Balancing user-friendliness and developer convenience

As a part of our mission to make the web a better experience for all Windows customers, we spend a lot of time looking for ways to improve the Microsoft Edge user experience for end users and developers alike.

Introducing a “soft developer mode” for Microsoft Edge

Starting with the Windows 10 Anniversary Update, we introduced a change to how developer items are represented in the Microsoft Edge context menu. This change is designed to reduce end user confusion and accidental invocation of the F12 Developer Tools, while preserving full fidelity for developers and minimizing the need for settings toggles.

Graphic showing the new right-click context menu in Edge, which removes "Inspect element" and "view source" by default.

The Windows 10 Anniversary Update introduces a “soft developer mode,” which disables context menu entries for the F12 Developer Tools by default. Developer-specific options like “View Source”, and “Inspect Element” are hidden, but developers will still be able to open the developer tools using the keyboard shortcuts (F12 & CTRL+SHIFT+I) or from the “…” menu in Microsoft Edge.

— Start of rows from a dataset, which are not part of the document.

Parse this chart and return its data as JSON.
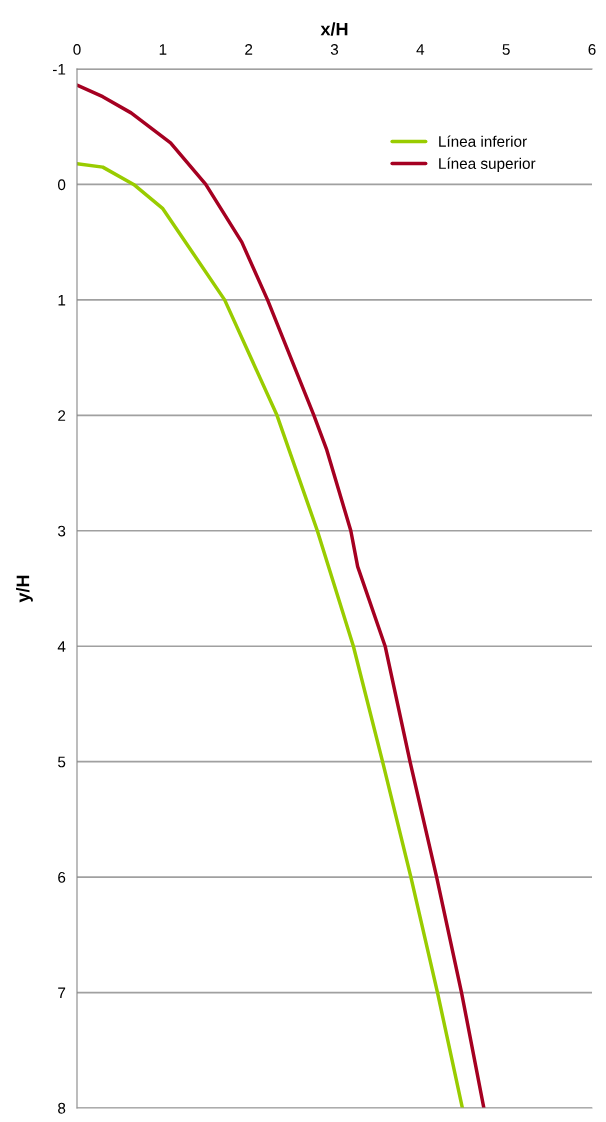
{
  "chart_data": {
    "type": "line",
    "xlabel": "x/H",
    "ylabel": "y/H",
    "xlim": [
      0,
      6
    ],
    "xticks": [
      0,
      1,
      2,
      3,
      4,
      5,
      6
    ],
    "ylim": [
      8,
      -1
    ],
    "yticks": [
      -1,
      0,
      1,
      2,
      3,
      4,
      5,
      6,
      7,
      8
    ],
    "grid": "y",
    "legend": "top right",
    "marker": "none",
    "line_style": "solid",
    "series": [
      {
        "name": "Línea inferior",
        "color": "#99cc00",
        "x": [
          0,
          0.3,
          0.66,
          1.0,
          1.72,
          2.33,
          2.8,
          3.22,
          3.56,
          3.89,
          4.2,
          4.49
        ],
        "values": [
          -0.18,
          -0.15,
          0,
          0.21,
          1,
          2,
          3,
          4,
          5,
          6,
          7,
          8
        ]
      },
      {
        "name": "Línea superior",
        "color": "#a50021",
        "x": [
          0,
          0.3,
          0.63,
          1.09,
          1.5,
          1.92,
          2.22,
          2.76,
          2.91,
          3.19,
          3.27,
          3.59,
          3.88,
          4.19,
          4.48,
          4.74
        ],
        "values": [
          -0.86,
          -0.76,
          -0.62,
          -0.36,
          0,
          0.5,
          1,
          2,
          2.3,
          3,
          3.31,
          4,
          5,
          6,
          7,
          8
        ]
      }
    ]
  }
}
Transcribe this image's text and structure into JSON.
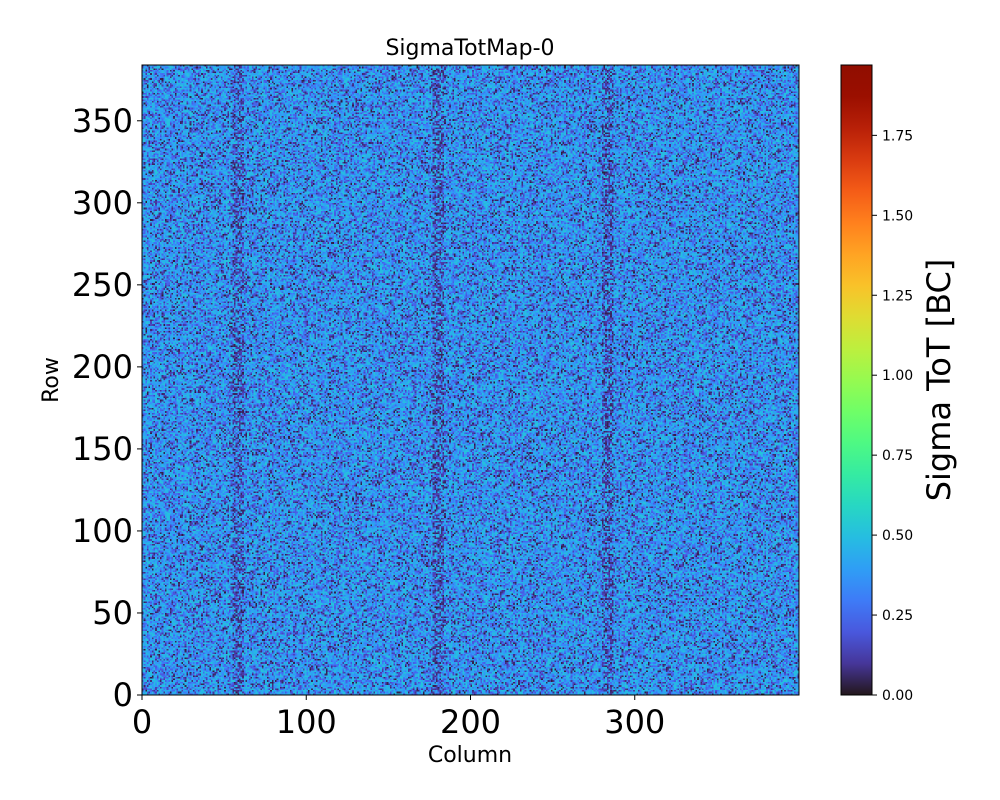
{
  "chart_data": {
    "type": "heatmap",
    "title": "SigmaTotMap-0",
    "xlabel": "Column",
    "ylabel": "Row",
    "xlim": [
      0,
      400
    ],
    "ylim": [
      0,
      384
    ],
    "x_ticks": [
      {
        "value": 0,
        "label": "0"
      },
      {
        "value": 100,
        "label": "100"
      },
      {
        "value": 200,
        "label": "200"
      },
      {
        "value": 300,
        "label": "300"
      }
    ],
    "y_ticks": [
      {
        "value": 0,
        "label": "0"
      },
      {
        "value": 50,
        "label": "50"
      },
      {
        "value": 100,
        "label": "100"
      },
      {
        "value": 150,
        "label": "150"
      },
      {
        "value": 200,
        "label": "200"
      },
      {
        "value": 250,
        "label": "250"
      },
      {
        "value": 300,
        "label": "300"
      },
      {
        "value": 350,
        "label": "350"
      }
    ],
    "colorbar": {
      "label": "Sigma ToT [BC]",
      "colormap": "turbo",
      "vmin": 0,
      "vmax": 1.97,
      "ticks": [
        {
          "value": 0.0,
          "label": "0.00"
        },
        {
          "value": 0.25,
          "label": "0.25"
        },
        {
          "value": 0.5,
          "label": "0.50"
        },
        {
          "value": 0.75,
          "label": "0.75"
        },
        {
          "value": 1.0,
          "label": "1.00"
        },
        {
          "value": 1.25,
          "label": "1.25"
        },
        {
          "value": 1.5,
          "label": "1.50"
        },
        {
          "value": 1.75,
          "label": "1.75"
        }
      ]
    },
    "grid": false,
    "value_distribution": {
      "typical_range": [
        0.0,
        0.55
      ],
      "dominant_value": 0.4,
      "darker_columns_near": [
        58,
        180,
        283
      ]
    }
  }
}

The first time a user invokes the F12 Developer Tools, they will be alerted that the developer tools have been enabled and developer options will be shown in the context menu, with an option to undo the change.

Screen capture showing the prompt to keep "inspect element" and "view source" in the context menu after opening the developer tools.

This setting can also be configured manually in about:flags:

About-flags settings for developer tools

The motivation and data behind this change

In recent customer studies, we found many non-developer users of Microsoft Edge were confused by accidentally invoking the F12 Developer Tools. Specifically, we saw user confusion about the “Inspect element” item in the right-click context menu. Correlating this feedback with our telemetry data, we found a significant number of sessions lasting less than 15 seconds in duration with 5 or less actions taken within the F12 Developer Tools. This usage pattern made it clear to us that there was room for improvement.

Chart showing F12 duration in seconds. By session count, many sessions are clearly accidental, with session lengths under 60 seconds.

We expect this change to provide a better experience to the overwhelming majority of Microsoft Edge users, while surfacing developer context menu items in a convenient and persistent way to the users who need them – the web is for everyone, not just developers.